21 Jul 2013

Soaring cost of disabled benefit appeals revealed

The cost of appeals against disabled benefit sanctions has more than trebled in four years, the government has revealed.

Anti-Atos protesters outside DWP headquarters in 2012

Employment and support allowance (ESA) tribunals cost the taxpayer £66m in 2012/12, up from £21m in 2009/10, according to a parliamentary question from shadow work and pensions secretary Liam Byrne.

Claimants have the right to appeal when they are found to be fit to work after a medical assessment.

Justice Minister Helen Grant said the number of appeals, dealt with both inside and outside tribunals, has increased 66 per cent from 279,000 in 2009-10 to 465,500 in 2012-13.

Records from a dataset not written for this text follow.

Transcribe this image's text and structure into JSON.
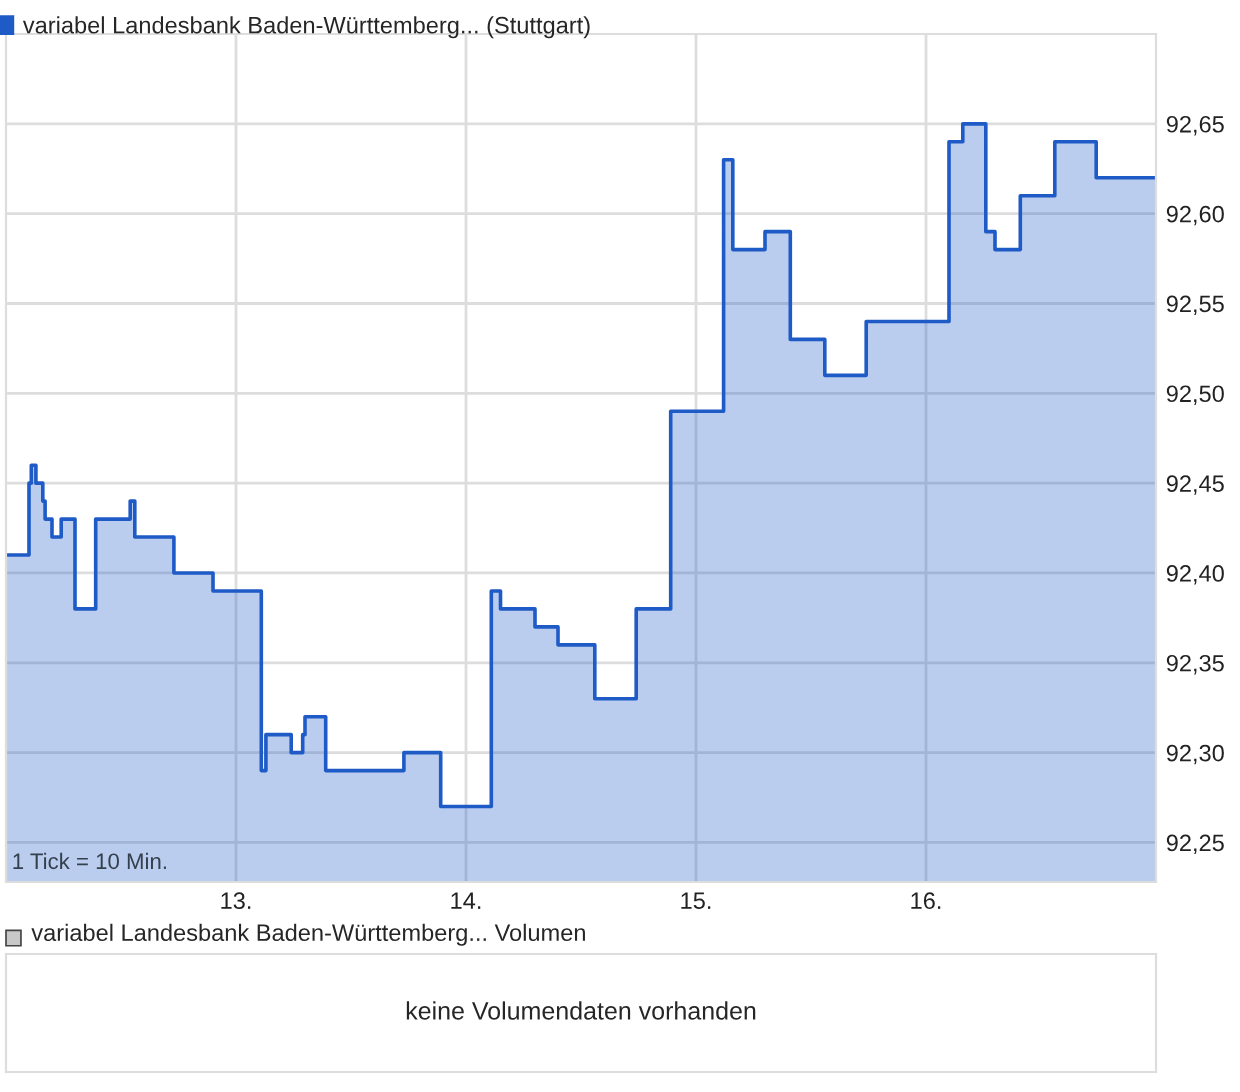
{
  "chart_data": [
    {
      "type": "area",
      "legend": "top left",
      "grid": true,
      "x": [
        12.0,
        12.1,
        12.1,
        12.11,
        12.11,
        12.13,
        12.13,
        12.16,
        12.16,
        12.17,
        12.17,
        12.2,
        12.2,
        12.24,
        12.24,
        12.3,
        12.3,
        12.39,
        12.39,
        12.54,
        12.54,
        12.56,
        12.56,
        12.73,
        12.73,
        12.9,
        12.9,
        13.11,
        13.11,
        13.13,
        13.13,
        13.24,
        13.24,
        13.29,
        13.29,
        13.3,
        13.3,
        13.39,
        13.39,
        13.73,
        13.73,
        13.89,
        13.89,
        14.11,
        14.11,
        14.15,
        14.15,
        14.3,
        14.3,
        14.4,
        14.4,
        14.56,
        14.56,
        14.74,
        14.74,
        14.89,
        14.89,
        15.12,
        15.12,
        15.16,
        15.16,
        15.3,
        15.3,
        15.41,
        15.41,
        15.56,
        15.56,
        15.74,
        15.74,
        16.1,
        16.1,
        16.16,
        16.16,
        16.26,
        16.26,
        16.3,
        16.3,
        16.41,
        16.41,
        16.56,
        16.56,
        16.74,
        16.74,
        17.0
      ],
      "series": [
        {
          "name": "variabel Landesbank Baden-Württemberg... (Stuttgart)",
          "color": "#1f5bc6",
          "values": [
            92.41,
            92.41,
            92.45,
            92.45,
            92.46,
            92.46,
            92.45,
            92.45,
            92.44,
            92.44,
            92.43,
            92.43,
            92.42,
            92.42,
            92.43,
            92.43,
            92.38,
            92.38,
            92.43,
            92.43,
            92.44,
            92.44,
            92.42,
            92.42,
            92.4,
            92.4,
            92.39,
            92.39,
            92.29,
            92.29,
            92.31,
            92.31,
            92.3,
            92.3,
            92.31,
            92.31,
            92.32,
            92.32,
            92.29,
            92.29,
            92.3,
            92.3,
            92.27,
            92.27,
            92.39,
            92.39,
            92.38,
            92.38,
            92.37,
            92.37,
            92.36,
            92.36,
            92.33,
            92.33,
            92.38,
            92.38,
            92.49,
            92.49,
            92.63,
            92.63,
            92.58,
            92.58,
            92.59,
            92.59,
            92.53,
            92.53,
            92.51,
            92.51,
            92.54,
            92.54,
            92.64,
            92.64,
            92.65,
            92.65,
            92.59,
            92.59,
            92.58,
            92.58,
            92.61,
            92.61,
            92.64,
            92.64,
            92.62,
            92.62
          ]
        }
      ],
      "xlim": [
        12.0,
        17.0
      ],
      "xticks": [
        {
          "value": 13,
          "label": "13."
        },
        {
          "value": 14,
          "label": "14."
        },
        {
          "value": 15,
          "label": "15."
        },
        {
          "value": 16,
          "label": "16."
        }
      ],
      "ylim": [
        92.228,
        92.7
      ],
      "yticks": [
        {
          "value": 92.25,
          "label": "92,25"
        },
        {
          "value": 92.3,
          "label": "92,30"
        },
        {
          "value": 92.35,
          "label": "92,35"
        },
        {
          "value": 92.4,
          "label": "92,40"
        },
        {
          "value": 92.45,
          "label": "92,45"
        },
        {
          "value": 92.5,
          "label": "92,50"
        },
        {
          "value": 92.55,
          "label": "92,55"
        },
        {
          "value": 92.6,
          "label": "92,60"
        },
        {
          "value": 92.65,
          "label": "92,65"
        }
      ],
      "annotations": [
        "1 Tick = 10 Min."
      ]
    },
    {
      "type": "other",
      "title": "variabel Landesbank Baden-Württemberg... Volumen",
      "annotations": [
        "keine Volumendaten vorhanden"
      ]
    }
  ]
}
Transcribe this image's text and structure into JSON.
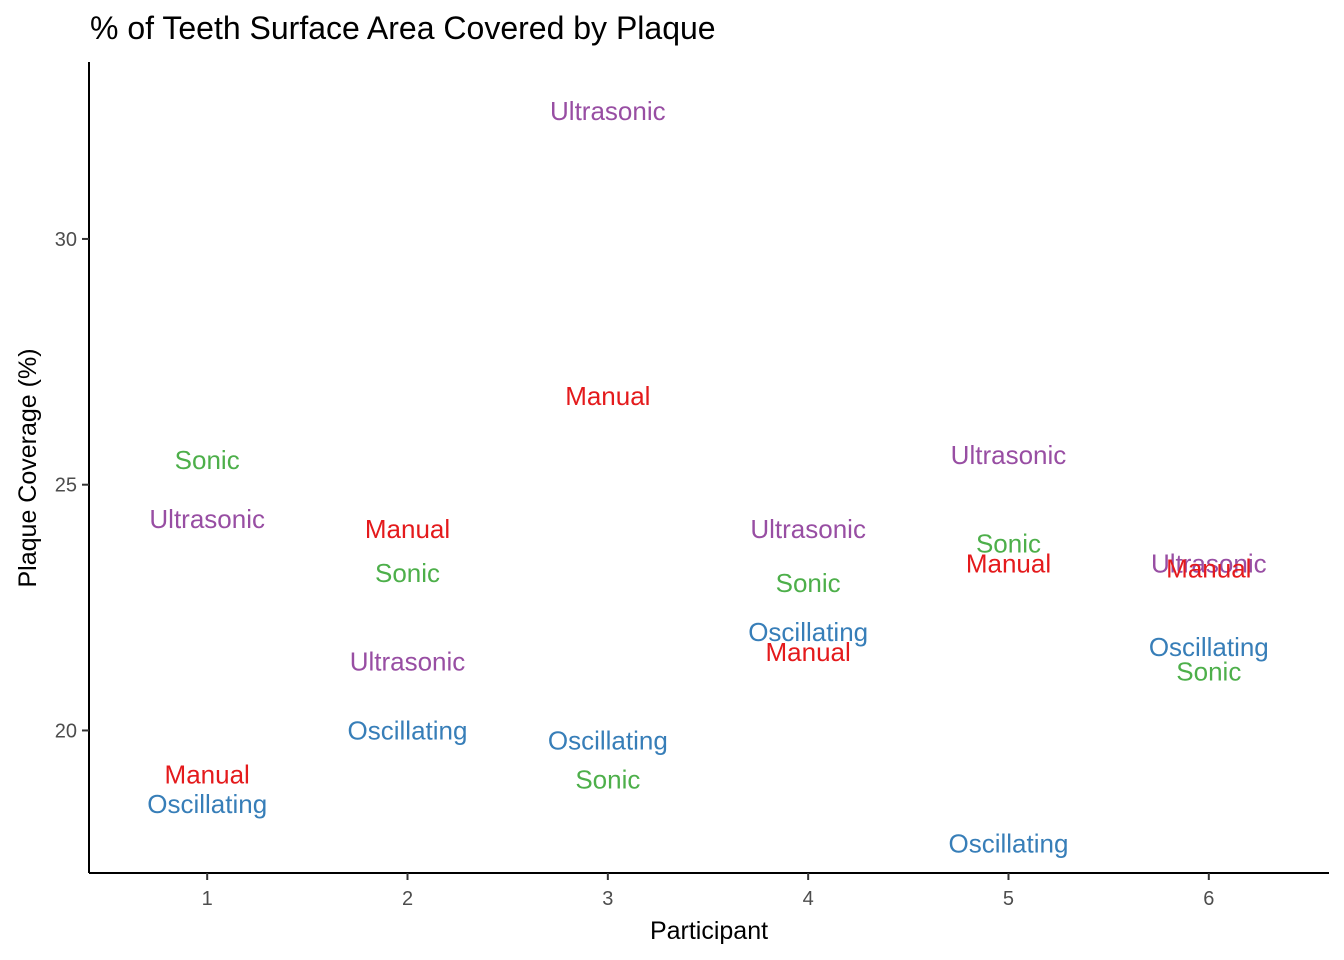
{
  "chart_data": {
    "type": "scatter",
    "title": "% of Teeth Surface Area Covered by Plaque",
    "xlabel": "Participant",
    "ylabel": "Plaque Coverage (%)",
    "xlim": [
      0.41,
      6.6
    ],
    "ylim": [
      17.1,
      33.6
    ],
    "x_ticks": [
      1,
      2,
      3,
      4,
      5,
      6
    ],
    "y_ticks": [
      20,
      25,
      30
    ],
    "grid": false,
    "legend": "none",
    "colors": {
      "Manual": "#e41a1c",
      "Oscillating": "#377eb8",
      "Sonic": "#4daf4a",
      "Ultrasonic": "#984ea3"
    },
    "points": [
      {
        "x": 1,
        "y": 25.5,
        "label": "Sonic"
      },
      {
        "x": 1,
        "y": 24.3,
        "label": "Ultrasonic"
      },
      {
        "x": 1,
        "y": 19.1,
        "label": "Manual"
      },
      {
        "x": 1,
        "y": 18.5,
        "label": "Oscillating"
      },
      {
        "x": 2,
        "y": 24.1,
        "label": "Manual"
      },
      {
        "x": 2,
        "y": 23.2,
        "label": "Sonic"
      },
      {
        "x": 2,
        "y": 21.4,
        "label": "Ultrasonic"
      },
      {
        "x": 2,
        "y": 20.0,
        "label": "Oscillating"
      },
      {
        "x": 3,
        "y": 32.6,
        "label": "Ultrasonic"
      },
      {
        "x": 3,
        "y": 26.8,
        "label": "Manual"
      },
      {
        "x": 3,
        "y": 19.8,
        "label": "Oscillating"
      },
      {
        "x": 3,
        "y": 19.0,
        "label": "Sonic"
      },
      {
        "x": 4,
        "y": 24.1,
        "label": "Ultrasonic"
      },
      {
        "x": 4,
        "y": 23.0,
        "label": "Sonic"
      },
      {
        "x": 4,
        "y": 22.0,
        "label": "Oscillating"
      },
      {
        "x": 4,
        "y": 21.6,
        "label": "Manual"
      },
      {
        "x": 5,
        "y": 25.6,
        "label": "Ultrasonic"
      },
      {
        "x": 5,
        "y": 23.8,
        "label": "Sonic"
      },
      {
        "x": 5,
        "y": 23.4,
        "label": "Manual"
      },
      {
        "x": 5,
        "y": 17.7,
        "label": "Oscillating"
      },
      {
        "x": 6,
        "y": 23.4,
        "label": "Ultrasonic"
      },
      {
        "x": 6,
        "y": 23.3,
        "label": "Manual"
      },
      {
        "x": 6,
        "y": 21.7,
        "label": "Oscillating"
      },
      {
        "x": 6,
        "y": 21.2,
        "label": "Sonic"
      }
    ]
  }
}
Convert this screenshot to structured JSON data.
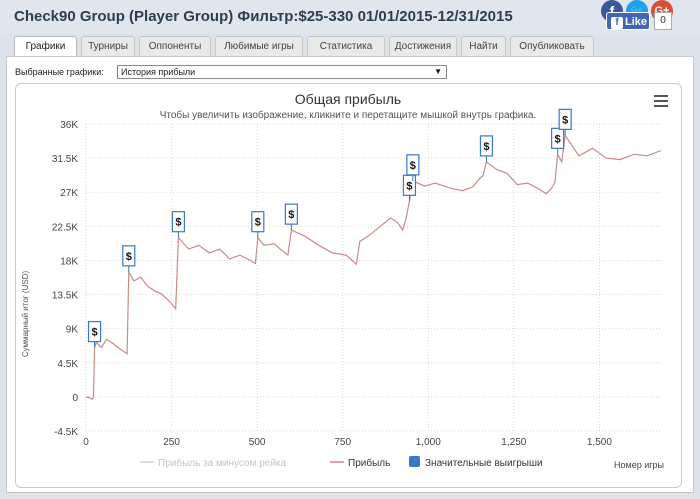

She said: “The increased cost is due to inflationary uplifts and also due to the expansion of the tribunal to deal with the increased volume of appeals received.”

Mr Byrne blamed Atos, the company controversially contracted to run work capability assessments on behalf of the DWP.

Atos is now spinning out of control and it is costing the taxpayers millions to clean up the mess. Liam Byrne

Speaking outside the Commons chamber, he said: “Atos is now spinning out of control and it is costing the taxpayers millions to clean up the mess.

“The hard truth is that more decisions are wrong than ever before, and the result is more and more appeals and a price tag that has soared by 30 per cent in just the last year.

“DWP have got to get a grip of this fast before more public money is wasted.”

A DWP spokesman said only 15 per cent of all fit for work decisions were overturned on appeal.

It is completely unsurprising that the number and cost of appeals has risen. DWP spokesman

The spokesman added: “It is completely unsurprising that the number and cost of appeals has risen, because the number of work capability assessments carried out has increased substantially since we started reassessing 1.5 million incapacity benefit claimants in 2010.

“We have made significant improvements to the assessment since 2010, and the percentage of people getting long-term unconditional support has more than doubled in two years.

“Anyone has the right to appeal their decision so it’s not surprising a lot of people do this, but most of our decisions are upheld and we are committed to looking for further improvements so as many people as possible get the right decision first time.”